In 2009, the Annual US Rainbow Gathering came to New Mexico and she picked people up she had never met at the airport and helped them get to the gathering. Then she attended herself. That was the tail end of the wars between the gathering and the United States Forest Service. I forget what happened, but something had gone down and she was front and center videotaping the behavior of law enforcement with her camera to protect people whom she did not even know in a stance so fierce she dared them to try to stop her. Then on the 4th of July, I lost her during the prayer for world peace. She had gone back to her tent because the energy of 10,000 people auming for world peace overwhelmed her. Jennifer was courage and sensitivity all wrapped up in one incredible human being. Oh, the memories we created!

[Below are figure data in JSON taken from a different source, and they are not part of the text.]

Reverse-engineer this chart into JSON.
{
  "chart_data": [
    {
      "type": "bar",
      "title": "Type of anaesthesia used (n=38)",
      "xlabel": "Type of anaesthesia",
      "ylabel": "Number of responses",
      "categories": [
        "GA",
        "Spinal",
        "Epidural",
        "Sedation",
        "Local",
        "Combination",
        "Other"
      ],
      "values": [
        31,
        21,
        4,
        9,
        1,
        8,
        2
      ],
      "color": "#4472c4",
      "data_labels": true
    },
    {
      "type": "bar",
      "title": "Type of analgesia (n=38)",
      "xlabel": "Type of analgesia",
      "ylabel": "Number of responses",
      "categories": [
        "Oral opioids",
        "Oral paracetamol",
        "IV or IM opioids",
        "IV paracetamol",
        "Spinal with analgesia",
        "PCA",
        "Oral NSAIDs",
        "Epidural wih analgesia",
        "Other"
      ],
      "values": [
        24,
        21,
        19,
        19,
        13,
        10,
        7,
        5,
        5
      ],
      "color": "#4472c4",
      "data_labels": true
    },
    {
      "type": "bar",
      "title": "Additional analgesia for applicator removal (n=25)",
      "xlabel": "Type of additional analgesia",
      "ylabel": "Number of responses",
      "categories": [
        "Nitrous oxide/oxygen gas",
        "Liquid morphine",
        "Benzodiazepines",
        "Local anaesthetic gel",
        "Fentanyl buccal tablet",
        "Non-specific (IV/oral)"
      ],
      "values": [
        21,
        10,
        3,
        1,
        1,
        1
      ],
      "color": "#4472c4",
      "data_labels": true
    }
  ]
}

My best friend, partner in writing and publishing, the person who permed my hair, who was always building community where ever she was, who was trying to change the world, person by person and who was committed to indigenous self-determination, the rights of her black and brown friends, her women friends, her LGTBQ friends, who tried to teach us that if we just got to know each other, we would realize we all had more in common than we thought. She believed that every story mattered and needed to be heard by the world. Jennifer Simpson passed away, but the hearts she touched will carry her legacy. Oh, the memories we created!